Posted November 22, 2017 by Chris Hick in Film Reviews
 
 

A Clockwork Orange (1971) Dual Format Review


One of the most controversial, original and iconic films in cinema was from a director who changed genres whichever he turned to. He re-wrote the rules for the war movie, the horror genre, science-fiction and historical costumer. Yet, A Clockwork Orange (1971) was more indefinable as genre cinema. Some have seen it as Kubrick’s response to the type of reactionary youth cinema that appeared in the counter-culture with the likes of Easy Rider (1969). Of course, in the UK at any rate the controversy surrounding A Clockwork Orange followed Kubrick right up to his death in 2000. So strong was reaction to the films violence that his detractors stated that the film encouraged copy-cat violence leading to death threats sent to the American who by the late 1960s permanently settled in the UK. Fearing for his family Kubrick himself banned the film from being shown in the UK, a ban that remained in place until after his death.

The version released as the latest in the Warner Premium Collection dual format releases once again sees the series of documentaries originally on a 40th anniversary edition from 2011. As before the image is sharp and pristine and for those who have not seen the recent transfers will see the film in a whole new light, with the violence in sharp focus even more than ever before with McDowell’s Alex turning on his fellow Droogs as he knocks them all (in slow motion) into a lake.

Made on a low budget for Kubrick this did present Kubrick with many challenges but the director overcame much of this with shooting on such dystopian looking locations as Thamesmead new town or a Wandsworth underpass. Of course based off Anthony Burgess’s 1962 novel, the book (and the film) created a new language in this dark dystopian vision of a near future. Kubrick remained faithful to the novel while Kubrick created a look for the film that was both very much of its age and of a future world in which society seems to be very fractured.
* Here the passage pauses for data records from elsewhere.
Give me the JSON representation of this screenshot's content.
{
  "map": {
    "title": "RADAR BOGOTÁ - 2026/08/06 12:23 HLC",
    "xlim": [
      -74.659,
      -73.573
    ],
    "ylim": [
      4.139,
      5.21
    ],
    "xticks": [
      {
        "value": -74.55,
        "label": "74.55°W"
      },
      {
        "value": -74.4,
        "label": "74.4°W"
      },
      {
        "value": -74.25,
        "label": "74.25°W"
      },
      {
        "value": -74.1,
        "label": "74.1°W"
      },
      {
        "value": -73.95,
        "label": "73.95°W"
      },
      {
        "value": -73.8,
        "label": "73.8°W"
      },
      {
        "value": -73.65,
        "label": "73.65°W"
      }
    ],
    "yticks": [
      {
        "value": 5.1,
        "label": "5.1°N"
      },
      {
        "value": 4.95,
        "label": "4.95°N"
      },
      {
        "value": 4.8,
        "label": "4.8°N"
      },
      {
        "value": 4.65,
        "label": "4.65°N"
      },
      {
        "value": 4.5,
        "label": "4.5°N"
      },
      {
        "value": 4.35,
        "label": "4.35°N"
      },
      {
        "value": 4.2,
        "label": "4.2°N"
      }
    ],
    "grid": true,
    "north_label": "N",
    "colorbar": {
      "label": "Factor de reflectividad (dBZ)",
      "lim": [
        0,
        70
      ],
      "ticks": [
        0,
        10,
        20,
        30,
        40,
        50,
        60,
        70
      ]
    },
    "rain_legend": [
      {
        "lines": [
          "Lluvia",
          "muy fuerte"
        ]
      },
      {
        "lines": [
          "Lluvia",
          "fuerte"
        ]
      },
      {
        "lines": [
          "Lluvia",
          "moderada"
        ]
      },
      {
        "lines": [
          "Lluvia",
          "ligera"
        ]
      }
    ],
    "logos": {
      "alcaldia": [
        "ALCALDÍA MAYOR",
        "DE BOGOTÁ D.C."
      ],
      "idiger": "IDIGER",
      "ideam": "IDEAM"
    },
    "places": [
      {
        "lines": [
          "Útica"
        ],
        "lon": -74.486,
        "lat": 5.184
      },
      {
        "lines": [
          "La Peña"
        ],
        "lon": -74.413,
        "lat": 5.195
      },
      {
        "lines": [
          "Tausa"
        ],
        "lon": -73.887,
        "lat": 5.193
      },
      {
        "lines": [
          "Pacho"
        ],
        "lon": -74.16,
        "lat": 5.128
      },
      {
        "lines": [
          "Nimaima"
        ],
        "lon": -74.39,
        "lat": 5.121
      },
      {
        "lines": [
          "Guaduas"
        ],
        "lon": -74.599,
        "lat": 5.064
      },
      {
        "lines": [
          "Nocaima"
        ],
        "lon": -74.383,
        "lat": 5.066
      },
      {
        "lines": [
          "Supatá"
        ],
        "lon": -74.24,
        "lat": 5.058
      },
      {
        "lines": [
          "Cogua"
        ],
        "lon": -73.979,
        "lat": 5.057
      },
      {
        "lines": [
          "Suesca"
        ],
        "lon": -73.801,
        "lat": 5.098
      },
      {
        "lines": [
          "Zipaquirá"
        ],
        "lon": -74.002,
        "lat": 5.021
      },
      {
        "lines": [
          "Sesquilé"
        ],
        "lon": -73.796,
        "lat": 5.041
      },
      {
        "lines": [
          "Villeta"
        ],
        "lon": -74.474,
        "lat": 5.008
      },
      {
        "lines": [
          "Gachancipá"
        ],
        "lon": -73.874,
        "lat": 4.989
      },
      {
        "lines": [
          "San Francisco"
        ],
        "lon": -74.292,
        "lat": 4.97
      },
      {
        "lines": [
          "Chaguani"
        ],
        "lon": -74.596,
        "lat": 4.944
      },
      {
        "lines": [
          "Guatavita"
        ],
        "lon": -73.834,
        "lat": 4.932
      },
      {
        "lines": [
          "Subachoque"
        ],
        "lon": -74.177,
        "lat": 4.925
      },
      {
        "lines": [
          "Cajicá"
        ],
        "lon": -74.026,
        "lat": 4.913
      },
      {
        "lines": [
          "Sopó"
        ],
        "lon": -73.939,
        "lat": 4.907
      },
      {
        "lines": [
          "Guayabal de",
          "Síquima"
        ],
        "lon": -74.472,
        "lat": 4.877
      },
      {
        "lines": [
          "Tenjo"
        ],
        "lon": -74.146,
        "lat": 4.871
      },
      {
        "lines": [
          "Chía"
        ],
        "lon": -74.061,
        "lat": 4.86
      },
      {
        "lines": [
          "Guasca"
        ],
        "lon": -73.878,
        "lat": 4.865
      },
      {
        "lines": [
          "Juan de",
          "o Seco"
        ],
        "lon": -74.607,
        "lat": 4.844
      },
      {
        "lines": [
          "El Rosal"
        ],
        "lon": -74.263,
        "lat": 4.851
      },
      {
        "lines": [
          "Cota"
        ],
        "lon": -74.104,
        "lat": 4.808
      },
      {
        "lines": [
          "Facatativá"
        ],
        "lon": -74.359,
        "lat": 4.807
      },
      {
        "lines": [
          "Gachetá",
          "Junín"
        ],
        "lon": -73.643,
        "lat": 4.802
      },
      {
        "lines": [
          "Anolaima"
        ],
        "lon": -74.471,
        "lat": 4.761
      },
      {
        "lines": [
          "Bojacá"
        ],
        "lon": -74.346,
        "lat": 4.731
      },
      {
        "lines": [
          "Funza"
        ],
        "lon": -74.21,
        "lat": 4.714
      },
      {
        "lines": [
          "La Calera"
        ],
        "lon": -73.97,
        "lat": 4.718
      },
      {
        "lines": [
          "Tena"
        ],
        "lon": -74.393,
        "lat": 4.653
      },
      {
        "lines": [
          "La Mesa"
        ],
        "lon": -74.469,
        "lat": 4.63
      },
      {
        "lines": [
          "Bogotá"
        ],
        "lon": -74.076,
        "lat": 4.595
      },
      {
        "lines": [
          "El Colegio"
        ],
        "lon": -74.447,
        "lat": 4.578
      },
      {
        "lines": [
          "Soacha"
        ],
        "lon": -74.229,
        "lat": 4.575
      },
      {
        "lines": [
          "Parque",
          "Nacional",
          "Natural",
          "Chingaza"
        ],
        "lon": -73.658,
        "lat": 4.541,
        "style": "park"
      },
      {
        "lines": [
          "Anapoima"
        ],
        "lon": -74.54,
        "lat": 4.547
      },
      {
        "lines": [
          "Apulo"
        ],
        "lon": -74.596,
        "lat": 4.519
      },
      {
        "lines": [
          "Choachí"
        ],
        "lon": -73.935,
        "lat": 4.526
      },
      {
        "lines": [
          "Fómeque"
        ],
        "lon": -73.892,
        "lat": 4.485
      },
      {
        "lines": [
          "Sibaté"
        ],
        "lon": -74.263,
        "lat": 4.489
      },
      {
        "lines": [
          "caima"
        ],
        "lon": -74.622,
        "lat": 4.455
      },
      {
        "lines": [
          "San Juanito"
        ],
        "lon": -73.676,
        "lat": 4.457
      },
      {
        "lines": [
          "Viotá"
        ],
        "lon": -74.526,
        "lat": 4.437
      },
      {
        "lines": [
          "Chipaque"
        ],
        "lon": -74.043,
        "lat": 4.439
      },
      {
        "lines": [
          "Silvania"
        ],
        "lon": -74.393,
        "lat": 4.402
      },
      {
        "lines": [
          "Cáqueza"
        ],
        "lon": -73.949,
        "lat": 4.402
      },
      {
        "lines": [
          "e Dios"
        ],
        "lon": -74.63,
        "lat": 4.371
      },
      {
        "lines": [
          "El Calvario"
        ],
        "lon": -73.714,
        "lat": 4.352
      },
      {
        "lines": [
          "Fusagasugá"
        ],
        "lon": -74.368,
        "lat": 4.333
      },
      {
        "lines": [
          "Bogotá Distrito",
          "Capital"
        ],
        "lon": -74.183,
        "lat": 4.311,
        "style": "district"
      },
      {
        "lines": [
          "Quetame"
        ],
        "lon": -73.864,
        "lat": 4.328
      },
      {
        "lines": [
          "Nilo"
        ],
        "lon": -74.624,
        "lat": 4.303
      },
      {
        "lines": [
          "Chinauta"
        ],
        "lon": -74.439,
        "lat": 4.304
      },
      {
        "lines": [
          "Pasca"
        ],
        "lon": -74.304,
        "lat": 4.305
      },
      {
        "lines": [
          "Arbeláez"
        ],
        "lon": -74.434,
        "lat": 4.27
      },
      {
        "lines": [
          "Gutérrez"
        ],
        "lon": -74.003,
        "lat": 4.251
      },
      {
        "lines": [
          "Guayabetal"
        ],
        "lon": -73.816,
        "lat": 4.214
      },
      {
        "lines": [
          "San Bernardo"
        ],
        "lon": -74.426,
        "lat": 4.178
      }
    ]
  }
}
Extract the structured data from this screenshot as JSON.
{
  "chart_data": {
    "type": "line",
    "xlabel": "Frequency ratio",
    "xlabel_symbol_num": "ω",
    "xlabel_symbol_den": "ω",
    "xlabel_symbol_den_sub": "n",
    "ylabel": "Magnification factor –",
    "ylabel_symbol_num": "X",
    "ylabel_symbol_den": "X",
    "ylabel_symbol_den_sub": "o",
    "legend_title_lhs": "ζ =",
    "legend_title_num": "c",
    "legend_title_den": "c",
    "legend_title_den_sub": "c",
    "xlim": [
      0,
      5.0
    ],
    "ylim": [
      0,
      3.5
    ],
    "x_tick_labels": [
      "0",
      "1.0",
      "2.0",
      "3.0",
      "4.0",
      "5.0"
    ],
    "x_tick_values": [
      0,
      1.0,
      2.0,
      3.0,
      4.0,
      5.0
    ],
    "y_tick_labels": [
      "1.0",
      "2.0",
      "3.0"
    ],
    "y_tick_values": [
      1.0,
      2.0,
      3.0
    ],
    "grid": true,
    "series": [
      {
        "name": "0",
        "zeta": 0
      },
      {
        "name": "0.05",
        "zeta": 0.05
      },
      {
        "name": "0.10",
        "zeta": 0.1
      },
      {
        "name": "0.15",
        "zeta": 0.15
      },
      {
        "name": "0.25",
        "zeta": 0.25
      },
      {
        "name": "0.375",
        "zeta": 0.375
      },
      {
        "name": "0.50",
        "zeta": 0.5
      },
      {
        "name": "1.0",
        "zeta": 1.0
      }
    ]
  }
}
The look of the Droogs is typical of that: white boiler suits, DM boots, bowler hats and canes and, for Alex, false eyelashes over the right hand side.

The film opens with Alex’s (Malcolm McDowell) famous narrated monologue introducing himself as the “faithful narrator” as he introduces his Droogs as they prepare for a night of the “old ultra-violence”. From the get-go Kubrick controversially allows us be sympathetic to the violent asocial Alex as we are made aware of his love of Beethoven’s music. After beating up a wino in an underpass, Alex and his gang go to the Moloko Bar where they drink ‘milk plus’, drug laced milk and decide to go out for some “ultra-violence”. In a strange back projection they speed in a sports car, a crazy faced Alex and his Droogs come upon the house of a writer and his wife (Patrick Magee and Adrienne Corri). They talk their way in and proceed to trash the house, brutally raping the wife and beat the writer (as Alex cheerfully sings ‘Singin’ in the Rain’. You’ll never hear this song the same way again). This scene was seen as particularly shocking and is one of the key scenes of the film, but as far as the filmmakers were concerned, it was supposed to be shocking.

Later Alex enjoys sexual liaisons, lives a lazy life in the high rise he lives in with his parents and is visited by his eccentric and sadistically camp probation officer, Mr. Deltoid (in a very mannered and camp performance by Aubrey Morris). But he turns on his fellow Droogs who in turn also set-up Alex. When they attack the home of a woman known as Catwoman (Miriam Karlin), Alex attacks the woman with an art piece phallus and kills her. He is sentanced to 14 years in prison and passes his time keeping his nose clean. He hears of a treatment called the Ludovico Treatment that could offer him the opportunity for early parole if he undertakes the treatment. He is selected and finds the treatment in which he is given drugs, forced to keep his eyes open and is subjected to repeated violent imagery. This has the effect that Alex feels nauseus and sick at any suggestion of violence or sex. Released back into society this proves more difficult than he thought.

The dual format release is laced with many interesting extras, many of which are led by McDowell himself who clearly had the greatest of respect for the director (although he was sad that Kubrick never spoke to him again after the film was finished) and proud of his legacy for the film as is clear as he presents some of the extras here. It became the film that defined both their careers. McDowell says he never auditioned for the role, but the director wanted him after seeing him in his first film, If…. (1968). A very worthy release and one for any collector of cult cinema or cinema lovers even if it is difficult viewing for some even today as both Kubrick and McDowell made a thoroughly despicable character who rapes and commits violence into a sympathetic one.